Mireille Bruyère : C’est un échec. Depuis la COP21 et l’accord de Paris qui a été présenté comme une réussite parce qu’il y a eu un accord, des engagements, on a vu que ces engagements n’ont pas du tout été tenus. Et plus on attend, plus les « efforts à faire seront importants ». Il faudrait que les Etats s’engagent de manière très concrète, très rapidement sur les choses qui étaient déclarées à la COP de Paris. 

Feat-Y : Est-ce qu’une réorientation de l’épargne, de l’investissement, vers des projets décarbonés, éco-responsables est possible selon vous ? Si oui, par quels moyens ?

M.B : La transition, la bifurcation productive va demander une orientation différente des flux d’investissement. C’est une évidence. La question est qu’il ne suffit pas simplement de défiscaliser et ainsi de laisser en l’état le système actuel de financement. On a besoin d’une politique plus ambitieuse, mais aussi peut-être plus coercitive concernant les investissements, comme interdire par exemple immédiatement les investissements dans les énergies fossiles. Ça demande un contrôle plus grand des banques qui tiennent actuellement un double discours, à savoir qu’elles disent s’engager dans la transition écologique, dans la croissance verte, mais en même temps, elles continuent de soutenir des entreprises exploitant des énergies fossiles en espérant qu’un investissement dans un projet écologique mineur occultera les investissements colossaux dans les énergies fossiles.

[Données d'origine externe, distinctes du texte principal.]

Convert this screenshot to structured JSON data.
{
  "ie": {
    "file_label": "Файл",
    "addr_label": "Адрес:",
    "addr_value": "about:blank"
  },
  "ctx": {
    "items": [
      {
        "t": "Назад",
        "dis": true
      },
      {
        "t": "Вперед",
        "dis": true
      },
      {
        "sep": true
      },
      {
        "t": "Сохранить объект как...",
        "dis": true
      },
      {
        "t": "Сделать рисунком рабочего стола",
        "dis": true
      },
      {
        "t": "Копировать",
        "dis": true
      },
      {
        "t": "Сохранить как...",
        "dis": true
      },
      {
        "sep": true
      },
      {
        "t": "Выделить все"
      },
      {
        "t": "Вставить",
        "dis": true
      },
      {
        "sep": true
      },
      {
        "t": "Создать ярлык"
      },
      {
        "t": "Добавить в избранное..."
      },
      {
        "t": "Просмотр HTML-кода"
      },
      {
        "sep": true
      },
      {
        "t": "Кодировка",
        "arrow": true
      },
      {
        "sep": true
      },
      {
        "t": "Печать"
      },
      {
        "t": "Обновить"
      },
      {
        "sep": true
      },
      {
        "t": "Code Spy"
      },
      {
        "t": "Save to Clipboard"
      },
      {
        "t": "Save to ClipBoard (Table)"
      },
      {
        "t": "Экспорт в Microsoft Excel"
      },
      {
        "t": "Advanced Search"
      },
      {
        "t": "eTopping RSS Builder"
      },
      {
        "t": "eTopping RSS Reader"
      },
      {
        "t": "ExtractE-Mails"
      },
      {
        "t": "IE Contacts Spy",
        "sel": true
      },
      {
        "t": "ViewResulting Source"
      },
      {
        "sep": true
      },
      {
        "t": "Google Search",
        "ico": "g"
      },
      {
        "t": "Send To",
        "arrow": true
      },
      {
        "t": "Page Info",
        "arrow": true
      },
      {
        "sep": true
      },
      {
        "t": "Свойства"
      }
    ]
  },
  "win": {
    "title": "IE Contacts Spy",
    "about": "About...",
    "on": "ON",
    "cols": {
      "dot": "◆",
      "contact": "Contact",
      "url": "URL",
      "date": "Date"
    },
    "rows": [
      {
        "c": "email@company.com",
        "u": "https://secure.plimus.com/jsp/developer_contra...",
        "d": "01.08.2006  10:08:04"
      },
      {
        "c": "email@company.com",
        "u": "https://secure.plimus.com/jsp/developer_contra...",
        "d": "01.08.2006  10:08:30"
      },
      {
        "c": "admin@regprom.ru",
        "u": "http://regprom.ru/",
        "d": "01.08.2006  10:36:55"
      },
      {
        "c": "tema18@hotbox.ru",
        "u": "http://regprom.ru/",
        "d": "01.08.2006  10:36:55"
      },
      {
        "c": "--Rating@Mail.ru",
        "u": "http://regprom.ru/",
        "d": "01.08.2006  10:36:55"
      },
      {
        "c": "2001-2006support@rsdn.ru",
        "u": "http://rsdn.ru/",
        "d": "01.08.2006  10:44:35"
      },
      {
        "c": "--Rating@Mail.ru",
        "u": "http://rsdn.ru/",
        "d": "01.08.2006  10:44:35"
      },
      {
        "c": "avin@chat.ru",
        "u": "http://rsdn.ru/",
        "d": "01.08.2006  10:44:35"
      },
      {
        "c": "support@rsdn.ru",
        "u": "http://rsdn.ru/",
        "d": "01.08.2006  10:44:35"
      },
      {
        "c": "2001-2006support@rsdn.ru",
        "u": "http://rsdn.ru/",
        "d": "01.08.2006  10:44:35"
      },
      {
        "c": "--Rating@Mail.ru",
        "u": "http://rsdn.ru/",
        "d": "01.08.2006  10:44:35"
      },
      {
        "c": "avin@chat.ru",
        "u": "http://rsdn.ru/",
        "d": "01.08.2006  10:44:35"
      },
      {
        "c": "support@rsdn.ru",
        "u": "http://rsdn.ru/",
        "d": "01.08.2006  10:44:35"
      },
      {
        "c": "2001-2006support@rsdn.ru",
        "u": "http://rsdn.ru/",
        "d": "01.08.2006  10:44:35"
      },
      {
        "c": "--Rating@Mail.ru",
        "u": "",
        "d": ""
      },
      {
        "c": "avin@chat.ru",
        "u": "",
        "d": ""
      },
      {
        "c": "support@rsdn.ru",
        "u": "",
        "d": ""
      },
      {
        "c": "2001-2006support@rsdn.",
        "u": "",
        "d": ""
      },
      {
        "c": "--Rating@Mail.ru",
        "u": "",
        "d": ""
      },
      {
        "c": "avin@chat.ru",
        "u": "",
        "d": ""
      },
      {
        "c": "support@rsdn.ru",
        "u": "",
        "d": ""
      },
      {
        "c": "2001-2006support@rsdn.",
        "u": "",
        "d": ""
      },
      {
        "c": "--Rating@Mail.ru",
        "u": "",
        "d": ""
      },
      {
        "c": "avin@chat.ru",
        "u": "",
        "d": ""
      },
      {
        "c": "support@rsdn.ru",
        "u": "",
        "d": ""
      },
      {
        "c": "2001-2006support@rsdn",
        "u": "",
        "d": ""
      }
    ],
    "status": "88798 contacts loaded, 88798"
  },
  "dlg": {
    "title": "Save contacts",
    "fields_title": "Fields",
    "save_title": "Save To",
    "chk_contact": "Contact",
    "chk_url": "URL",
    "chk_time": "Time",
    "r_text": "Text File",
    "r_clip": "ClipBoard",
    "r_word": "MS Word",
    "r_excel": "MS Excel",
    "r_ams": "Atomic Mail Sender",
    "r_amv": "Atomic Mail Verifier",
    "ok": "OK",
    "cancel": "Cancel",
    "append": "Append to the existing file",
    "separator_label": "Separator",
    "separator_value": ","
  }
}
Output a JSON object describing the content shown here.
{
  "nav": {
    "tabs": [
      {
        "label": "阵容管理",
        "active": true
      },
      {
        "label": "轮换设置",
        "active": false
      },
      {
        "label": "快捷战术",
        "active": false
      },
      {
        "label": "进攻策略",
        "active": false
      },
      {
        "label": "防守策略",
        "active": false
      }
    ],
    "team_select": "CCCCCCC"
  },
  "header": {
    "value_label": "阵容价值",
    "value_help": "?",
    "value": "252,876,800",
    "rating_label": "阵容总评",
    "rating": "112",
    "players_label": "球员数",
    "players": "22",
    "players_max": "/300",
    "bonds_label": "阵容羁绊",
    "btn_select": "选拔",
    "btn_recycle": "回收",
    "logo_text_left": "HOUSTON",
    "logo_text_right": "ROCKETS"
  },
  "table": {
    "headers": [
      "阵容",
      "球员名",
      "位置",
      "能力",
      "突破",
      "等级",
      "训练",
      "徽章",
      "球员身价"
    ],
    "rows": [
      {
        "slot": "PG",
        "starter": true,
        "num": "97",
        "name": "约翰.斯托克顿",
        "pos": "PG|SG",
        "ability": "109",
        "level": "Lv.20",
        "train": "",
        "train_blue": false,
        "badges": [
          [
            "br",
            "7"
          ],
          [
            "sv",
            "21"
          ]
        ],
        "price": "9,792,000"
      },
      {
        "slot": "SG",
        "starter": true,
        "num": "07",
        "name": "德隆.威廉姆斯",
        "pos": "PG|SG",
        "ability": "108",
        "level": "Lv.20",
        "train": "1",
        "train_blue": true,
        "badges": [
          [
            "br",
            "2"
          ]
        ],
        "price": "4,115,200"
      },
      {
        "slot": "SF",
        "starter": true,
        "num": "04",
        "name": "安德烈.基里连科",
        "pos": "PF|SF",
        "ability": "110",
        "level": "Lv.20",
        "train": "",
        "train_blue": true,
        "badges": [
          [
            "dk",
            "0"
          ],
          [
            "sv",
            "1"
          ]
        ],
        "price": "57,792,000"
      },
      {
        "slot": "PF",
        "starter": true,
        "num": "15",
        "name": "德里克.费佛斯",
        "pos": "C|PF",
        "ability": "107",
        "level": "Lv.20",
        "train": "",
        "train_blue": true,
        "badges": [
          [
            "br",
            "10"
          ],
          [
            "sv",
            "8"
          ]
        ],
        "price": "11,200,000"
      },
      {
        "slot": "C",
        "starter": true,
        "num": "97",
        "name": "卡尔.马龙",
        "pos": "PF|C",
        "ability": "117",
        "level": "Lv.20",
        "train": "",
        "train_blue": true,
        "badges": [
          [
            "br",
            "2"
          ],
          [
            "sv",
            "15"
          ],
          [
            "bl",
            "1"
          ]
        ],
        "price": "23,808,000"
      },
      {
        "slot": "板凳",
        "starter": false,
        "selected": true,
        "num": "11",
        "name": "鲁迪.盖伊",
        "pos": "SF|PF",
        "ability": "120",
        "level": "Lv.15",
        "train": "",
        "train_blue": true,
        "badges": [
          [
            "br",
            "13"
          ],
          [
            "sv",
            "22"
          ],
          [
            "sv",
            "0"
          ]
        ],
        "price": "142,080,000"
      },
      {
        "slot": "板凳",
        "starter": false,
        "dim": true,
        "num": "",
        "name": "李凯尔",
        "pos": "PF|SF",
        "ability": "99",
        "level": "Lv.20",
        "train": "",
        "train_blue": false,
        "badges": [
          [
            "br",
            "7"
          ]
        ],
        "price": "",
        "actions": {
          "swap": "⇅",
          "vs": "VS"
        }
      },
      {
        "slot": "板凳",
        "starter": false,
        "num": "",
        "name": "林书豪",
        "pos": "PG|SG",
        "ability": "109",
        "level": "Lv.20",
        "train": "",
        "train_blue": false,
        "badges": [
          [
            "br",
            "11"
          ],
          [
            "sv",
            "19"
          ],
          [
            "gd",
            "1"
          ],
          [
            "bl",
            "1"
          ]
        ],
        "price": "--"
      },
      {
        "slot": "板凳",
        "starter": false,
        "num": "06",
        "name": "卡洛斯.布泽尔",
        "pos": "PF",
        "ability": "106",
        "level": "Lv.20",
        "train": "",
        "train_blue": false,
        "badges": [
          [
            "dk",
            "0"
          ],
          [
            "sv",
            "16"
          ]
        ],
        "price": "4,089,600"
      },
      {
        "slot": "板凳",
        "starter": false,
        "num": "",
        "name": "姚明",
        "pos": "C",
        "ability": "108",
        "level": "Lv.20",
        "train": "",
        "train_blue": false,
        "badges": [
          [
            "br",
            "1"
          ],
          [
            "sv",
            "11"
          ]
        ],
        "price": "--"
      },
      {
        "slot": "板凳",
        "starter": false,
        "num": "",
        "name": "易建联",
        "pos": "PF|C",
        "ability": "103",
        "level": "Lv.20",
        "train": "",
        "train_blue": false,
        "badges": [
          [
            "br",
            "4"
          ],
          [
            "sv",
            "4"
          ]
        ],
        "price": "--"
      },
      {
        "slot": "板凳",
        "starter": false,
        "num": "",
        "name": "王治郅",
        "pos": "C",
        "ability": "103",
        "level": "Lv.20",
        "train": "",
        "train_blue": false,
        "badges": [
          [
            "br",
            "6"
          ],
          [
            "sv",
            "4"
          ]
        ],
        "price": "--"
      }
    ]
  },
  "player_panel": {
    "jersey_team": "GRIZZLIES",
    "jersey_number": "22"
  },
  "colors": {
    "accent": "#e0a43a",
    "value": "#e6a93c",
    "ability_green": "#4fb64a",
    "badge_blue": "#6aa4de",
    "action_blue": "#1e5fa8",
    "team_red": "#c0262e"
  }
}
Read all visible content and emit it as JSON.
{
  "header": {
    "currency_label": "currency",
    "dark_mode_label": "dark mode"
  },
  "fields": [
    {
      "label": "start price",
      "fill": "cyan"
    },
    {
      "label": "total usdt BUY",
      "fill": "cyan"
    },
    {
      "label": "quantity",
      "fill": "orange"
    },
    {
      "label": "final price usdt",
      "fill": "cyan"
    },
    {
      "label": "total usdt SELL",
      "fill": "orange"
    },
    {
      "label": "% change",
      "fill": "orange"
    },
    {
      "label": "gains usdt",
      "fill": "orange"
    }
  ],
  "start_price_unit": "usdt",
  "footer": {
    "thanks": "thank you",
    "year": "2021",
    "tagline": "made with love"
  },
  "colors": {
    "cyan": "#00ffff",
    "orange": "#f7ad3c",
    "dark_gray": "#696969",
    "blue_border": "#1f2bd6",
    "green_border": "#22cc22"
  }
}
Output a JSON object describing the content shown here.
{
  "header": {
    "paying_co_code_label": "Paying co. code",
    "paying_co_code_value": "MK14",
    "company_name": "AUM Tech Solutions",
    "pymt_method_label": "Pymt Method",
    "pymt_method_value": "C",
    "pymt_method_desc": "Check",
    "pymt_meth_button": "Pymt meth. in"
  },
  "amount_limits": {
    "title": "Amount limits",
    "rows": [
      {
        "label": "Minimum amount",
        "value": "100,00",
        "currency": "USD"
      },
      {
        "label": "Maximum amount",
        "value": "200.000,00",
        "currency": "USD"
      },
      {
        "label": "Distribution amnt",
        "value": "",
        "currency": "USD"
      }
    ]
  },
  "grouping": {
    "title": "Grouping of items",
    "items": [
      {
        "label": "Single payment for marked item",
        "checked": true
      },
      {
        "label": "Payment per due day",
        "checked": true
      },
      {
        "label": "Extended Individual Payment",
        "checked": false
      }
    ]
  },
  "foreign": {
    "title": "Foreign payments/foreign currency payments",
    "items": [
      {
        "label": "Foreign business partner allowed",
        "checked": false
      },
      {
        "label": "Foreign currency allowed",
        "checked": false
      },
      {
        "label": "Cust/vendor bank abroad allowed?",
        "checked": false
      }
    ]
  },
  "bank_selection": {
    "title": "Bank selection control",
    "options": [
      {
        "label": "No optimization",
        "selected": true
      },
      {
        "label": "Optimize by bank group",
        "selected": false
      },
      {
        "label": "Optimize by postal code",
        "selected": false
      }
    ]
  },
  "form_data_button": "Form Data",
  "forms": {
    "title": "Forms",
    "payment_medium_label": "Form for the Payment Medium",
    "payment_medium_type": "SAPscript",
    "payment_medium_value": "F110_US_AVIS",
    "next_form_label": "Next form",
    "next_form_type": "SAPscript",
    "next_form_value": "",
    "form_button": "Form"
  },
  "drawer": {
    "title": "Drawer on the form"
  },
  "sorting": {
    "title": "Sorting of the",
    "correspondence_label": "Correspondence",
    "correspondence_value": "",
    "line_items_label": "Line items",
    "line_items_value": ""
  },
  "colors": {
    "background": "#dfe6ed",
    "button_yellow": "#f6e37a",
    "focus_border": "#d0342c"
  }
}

Il faudrait démanteler les grandes banques. Dans un premier temps les mettre sous tutelle, temporairement nationale, avec l’hypothèse de soutenir une orientation plus écologique. Ça demande un changement politique majeur. Il faudrait réorienter leur finalité, en direction des territoires, pour qu’elles refassent un travail de financement bancaire en connaissance de l’écosystème des territoires, pour financer des investissements, par exemple, dans le parc éolien issu d’initiatives citoyennes. Une politique de financement beaucoup plus décentralisée et territorialisée car actuellement, on ne voit pas comment, avec ce système bancaire et les marchés financiers, axé sur la recherche du profit, de la rentabilité, on peut arriver à une bifurcation productive. Il faut ajouter aussi que la question des investissements et de l’épargne n’est pas suffisante. Il n’y a pas que l’épargne qui peut financer la bifurcation productive. Il y a également le système de crédit, c’est-à-dire la création monétaire. Le rôle d’un système bancaire socialisé et réorienté vers les territoires, serait ainsi de financer cette bifurcation. 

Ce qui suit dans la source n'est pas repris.